The above graph shows the evolution of valuations across the lifecycle stage of your venture. The younger your venture is, the more you are leaning on your story and ability to convince others of your vision. The further developed your company is and the closer you get to being listed, the more your valuation will be based on comparable companies, and in the case of an IPO ultimately ending in supply/demand-based pricing.
Following we will go through examples of finding your valuation and the effect the current market has on a company in your stage.

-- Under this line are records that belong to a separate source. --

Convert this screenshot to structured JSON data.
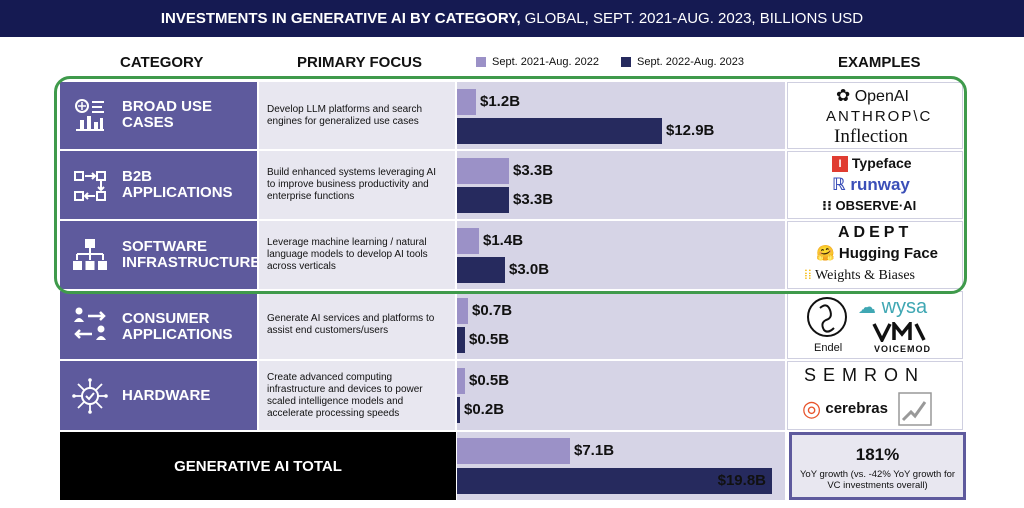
{
  "title": {
    "bold": "INVESTMENTS IN GENERATIVE AI BY CATEGORY,",
    "rest": "GLOBAL, SEPT. 2021-AUG. 2023, BILLIONS USD"
  },
  "headers": {
    "category": "CATEGORY",
    "focus": "PRIMARY FOCUS",
    "examples": "EXAMPLES"
  },
  "legend": {
    "period1": "Sept. 2021-Aug. 2022",
    "period2": "Sept. 2022-Aug. 2023"
  },
  "colors": {
    "period1": "#9b91c7",
    "period2": "#262a5e",
    "category_bg": "#5e5a9d",
    "title_bg": "#151a52",
    "highlight": "#3f9a4b"
  },
  "rows": [
    {
      "label1": "BROAD USE",
      "label2": "CASES",
      "icon": "broad-use-icon",
      "focus": "Develop LLM platforms and search engines for generalized use cases",
      "v22": 1.2,
      "v23": 12.9,
      "v22_label": "$1.2B",
      "v23_label": "$12.9B",
      "examples": [
        "OpenAI",
        "ANTHROP\\C",
        "Inflection"
      ]
    },
    {
      "label1": "B2B",
      "label2": "APPLICATIONS",
      "icon": "b2b-flow-icon",
      "focus": "Build enhanced systems leveraging AI to improve business productivity and enterprise functions",
      "v22": 3.3,
      "v23": 3.3,
      "v22_label": "$3.3B",
      "v23_label": "$3.3B",
      "examples": [
        "Typeface",
        "runway",
        "OBSERVE·AI"
      ]
    },
    {
      "label1": "SOFTWARE",
      "label2": "INFRASTRUCTURE",
      "icon": "network-hierarchy-icon",
      "focus": "Leverage machine learning / natural language models to develop AI tools across verticals",
      "v22": 1.4,
      "v23": 3.0,
      "v22_label": "$1.4B",
      "v23_label": "$3.0B",
      "examples": [
        "ADEPT",
        "Hugging Face",
        "Weights & Biases"
      ]
    },
    {
      "label1": "CONSUMER",
      "label2": "APPLICATIONS",
      "icon": "consumer-exchange-icon",
      "focus": "Generate AI services and platforms to assist end customers/users",
      "v22": 0.7,
      "v23": 0.5,
      "v22_label": "$0.7B",
      "v23_label": "$0.5B",
      "examples": [
        "Endel",
        "wysa",
        "VOICEMOD"
      ]
    },
    {
      "label1": "HARDWARE",
      "label2": "",
      "icon": "chip-icon",
      "focus": "Create advanced computing infrastructure and devices to power scaled intelligence models and accelerate processing speeds",
      "v22": 0.5,
      "v23": 0.2,
      "v22_label": "$0.5B",
      "v23_label": "$0.2B",
      "examples": [
        "SEMRON",
        "cerebras"
      ]
    }
  ],
  "total": {
    "label": "GENERATIVE AI TOTAL",
    "v22": 7.1,
    "v23": 19.8,
    "v22_label": "$7.1B",
    "v23_label": "$19.8B",
    "growth_pct": "181%",
    "growth_text": "YoY growth (vs. -42% YoY growth for VC investments overall)"
  },
  "chart_data": {
    "type": "bar",
    "categories": [
      "BROAD USE CASES",
      "B2B APPLICATIONS",
      "SOFTWARE INFRASTRUCTURE",
      "CONSUMER APPLICATIONS",
      "HARDWARE",
      "GENERATIVE AI TOTAL"
    ],
    "series": [
      {
        "name": "Sept. 2021-Aug. 2022",
        "values": [
          1.2,
          3.3,
          1.4,
          0.7,
          0.5,
          7.1
        ]
      },
      {
        "name": "Sept. 2022-Aug. 2023",
        "values": [
          12.9,
          3.3,
          3.0,
          0.5,
          0.2,
          19.8
        ]
      }
    ],
    "title": "INVESTMENTS IN GENERATIVE AI BY CATEGORY, GLOBAL, SEPT. 2021-AUG. 2023, BILLIONS USD",
    "orientation": "horizontal",
    "legend": "top",
    "grid": false
  }
}
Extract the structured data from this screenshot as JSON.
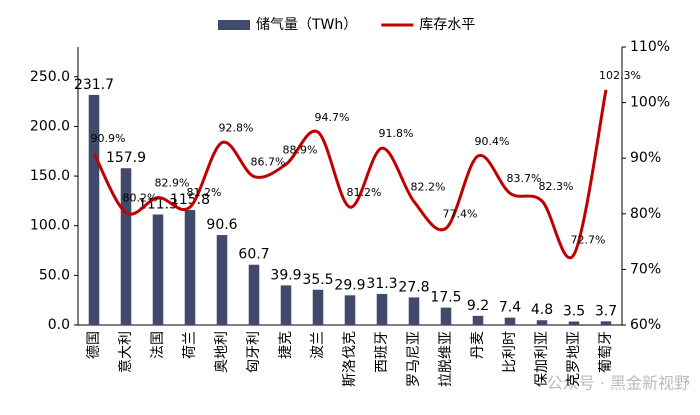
{
  "chart_data": {
    "type": "bar-line",
    "categories": [
      "德国",
      "意大利",
      "法国",
      "荷兰",
      "奥地利",
      "匈牙利",
      "捷克",
      "波兰",
      "斯洛伐克",
      "西班牙",
      "罗马尼亚",
      "拉脱维亚",
      "丹麦",
      "比利时",
      "保加利亚",
      "克罗地亚",
      "葡萄牙"
    ],
    "series": [
      {
        "name": "储气量（TWh）",
        "type": "bar",
        "color": "#404a6b",
        "values": [
          231.7,
          157.9,
          111.3,
          115.8,
          90.6,
          60.7,
          39.9,
          35.5,
          29.9,
          31.3,
          27.8,
          17.5,
          9.2,
          7.4,
          4.8,
          3.5,
          3.7
        ]
      },
      {
        "name": "库存水平",
        "type": "line",
        "axis": "y2",
        "color": "#c00000",
        "values": [
          90.9,
          80.2,
          82.9,
          81.2,
          92.8,
          86.7,
          88.9,
          94.7,
          81.2,
          91.8,
          82.2,
          77.4,
          90.4,
          83.7,
          82.3,
          72.7,
          102.3
        ],
        "value_labels": [
          "90.9%",
          "80.2%",
          "82.9%",
          "81.2%",
          "92.8%",
          "86.7%",
          "88.9%",
          "94.7%",
          "81.2%",
          "91.8%",
          "82.2%",
          "77.4%",
          "90.4%",
          "83.7%",
          "82.3%",
          "72.7%",
          "102.3%"
        ]
      }
    ],
    "ylim": [
      0,
      280
    ],
    "yticks": [
      {
        "value": 0,
        "label": "0.0"
      },
      {
        "value": 50,
        "label": "50.0"
      },
      {
        "value": 100,
        "label": "100.0"
      },
      {
        "value": 150,
        "label": "150.0"
      },
      {
        "value": 200,
        "label": "200.0"
      },
      {
        "value": 250,
        "label": "250.0"
      }
    ],
    "y2lim": [
      60,
      110
    ],
    "y2ticks": [
      {
        "value": 60,
        "label": "60%"
      },
      {
        "value": 70,
        "label": "70%"
      },
      {
        "value": 80,
        "label": "80%"
      },
      {
        "value": 90,
        "label": "90%"
      },
      {
        "value": 100,
        "label": "100%"
      },
      {
        "value": 110,
        "label": "110%"
      }
    ],
    "watermark": "公众号 · 黑金新视野"
  }
}
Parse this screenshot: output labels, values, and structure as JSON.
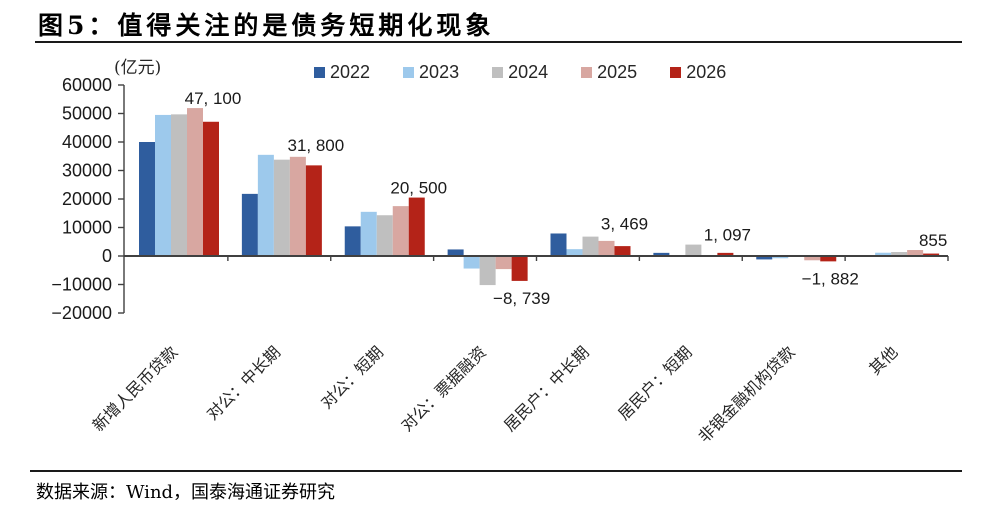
{
  "title": "图5：值得关注的是债务短期化现象",
  "unit_label": "(亿元)",
  "source": "数据来源：Wind，国泰海通证券研究",
  "colors": {
    "s2022": "#2F5D9E",
    "s2023": "#9DC9EC",
    "s2024": "#BFBFBF",
    "s2025": "#D8A7A1",
    "s2026": "#B42318",
    "axis": "#404040",
    "text": "#262626"
  },
  "chart_data": {
    "type": "bar",
    "title": "图5：值得关注的是债务短期化现象",
    "ylabel": "(亿元)",
    "ylim": [
      -20000,
      60000
    ],
    "ytick_step": 10000,
    "legend_position": "top",
    "grid": false,
    "categories": [
      "新增人民币贷款",
      "对公：中长期",
      "对公：短期",
      "对公：票据融资",
      "居民户：中长期",
      "居民户：短期",
      "非银金融机构贷款",
      "其他"
    ],
    "series": [
      {
        "name": "2022",
        "values": [
          40000,
          21800,
          10400,
          2300,
          7900,
          1100,
          -1200,
          50
        ]
      },
      {
        "name": "2023",
        "values": [
          49500,
          35500,
          15500,
          -4400,
          2400,
          -150,
          -800,
          1150
        ]
      },
      {
        "name": "2024",
        "values": [
          49700,
          33800,
          14300,
          -10200,
          6800,
          4000,
          -150,
          1400
        ]
      },
      {
        "name": "2025",
        "values": [
          51900,
          34800,
          17500,
          -4600,
          5300,
          100,
          -1500,
          2100
        ]
      },
      {
        "name": "2026",
        "values": [
          47100,
          31800,
          20500,
          -8739,
          3469,
          1097,
          -1882,
          855
        ]
      }
    ],
    "data_labels": {
      "series": "2026",
      "texts": [
        "47, 100",
        "31, 800",
        "20, 500",
        "−8, 739",
        "3, 469",
        "1, 097",
        "−1, 882",
        "855"
      ]
    }
  }
}
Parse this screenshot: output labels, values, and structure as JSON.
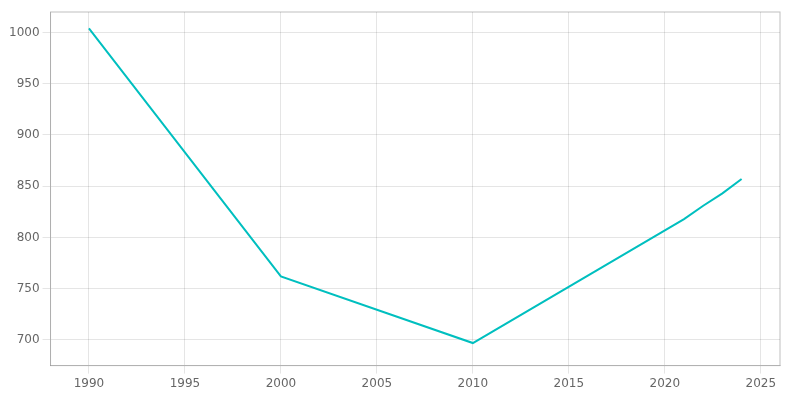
{
  "chart_data": {
    "type": "line",
    "x": [
      1990,
      2000,
      2010,
      2021,
      2022,
      2023,
      2024
    ],
    "values": [
      1004,
      762,
      697,
      818,
      831,
      843,
      857
    ],
    "color": "#00BFBF",
    "xlim": [
      1988,
      2026
    ],
    "ylim": [
      675,
      1020
    ],
    "xticks": [
      1990,
      1995,
      2000,
      2005,
      2010,
      2015,
      2020,
      2025
    ],
    "yticks": [
      700,
      750,
      800,
      850,
      900,
      950,
      1000
    ],
    "grid": true
  }
}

EDIT: As was correctly commented on LinkedIn, the amount of funding required calculated for the growth plan should always be latched to goals that, once met, empower the follow-on round. This is called the equity story and will be covered in Part 4/4. In short, depending on your stage these can be different goals such as proving product-market fit (reduced sales cycles / higher price elasticity), product scaleability (reduced onboarding time) or building a growth engine (efficient CACs / AE Sales Quotas < 5).
For early-stage ventures (Pre-Seed to Series A) this is a fairly simple equation
- Consider how much cash you will need for an ambitious but realistic growth plan for the next 24 months, e.g. €2m
- Consider if your past performance (company-wise or experience-wise) warrants such a sum, and adjust upwards / downwards
- Validate these numbers with what’s currently happening in the market, e.g. are companies with similar growth, tech & team able to close similar rounds
- The dilution will derive from supply/demand (but shouldn’t drastically move outside a 10–25% parameter), e.g. the more investors are interested in funding the smaller the dilution will be / the higher the amount invested vs your original ask
- Consider your offer wisely, the best deal on paper is not necessarily the best deal for you or your company — ask yourself, do I want to be working with the person on the other side of the table for the next 10 years
In the chart below you can see that early-stage companies' valuations have barely dropped since their record highs in early 2022. As stated above, the reason for this is that the valuations are still calculated top-down, based on cash need rather than multiples as you can see in the chart below.
For the growth stage (Series B+), it is a bit more complicated
- The further you are, the more traction/numbers you (should) have and the more your valuation will be based on these numbers.
- Depending on the state of the market the view shifts, e.g. from simple MoM ARR growth towards the Rule of 40 and similar holistic metrics
- Market-comparable multiples gain increasing relevance, you can screen the multiples of similar companies that currently trade publicly.
- For Software, revenues on ARR usually are most relevant, but less technologized industries will deviate to EBITDA multiples. If you are not yet EBITA positive you can get creative, e.g. compare the gross revenue multiple.
- The closer you are to IPO, the closer your numbers should tie up to the reality of public markets where there are a lot of examples.
In the chart below you can see the strong variance in EV (Enterprise Value) / Revenue multiples in the 2020–2022 years.
Of course, you will frequently see deviations from market norms but you never know what the underlying terms of the deal are, for example, a high valuation might look good on paper, but a high liquidation preference (in case of an exit, the last investor receives a multiple on their last investment before any of the proceedings are distributed) from the latest investor might already forfeit a large chunk of the exit value.
Always consider this, the earlier the investment, the higher the return needs to be (see also power law). This means for a pre-seed investment an investor would look for a potential 50x return and a later-stage investor would look for a 10x return — to offset the underperforming assets and achieve an overall return of +/- 3x.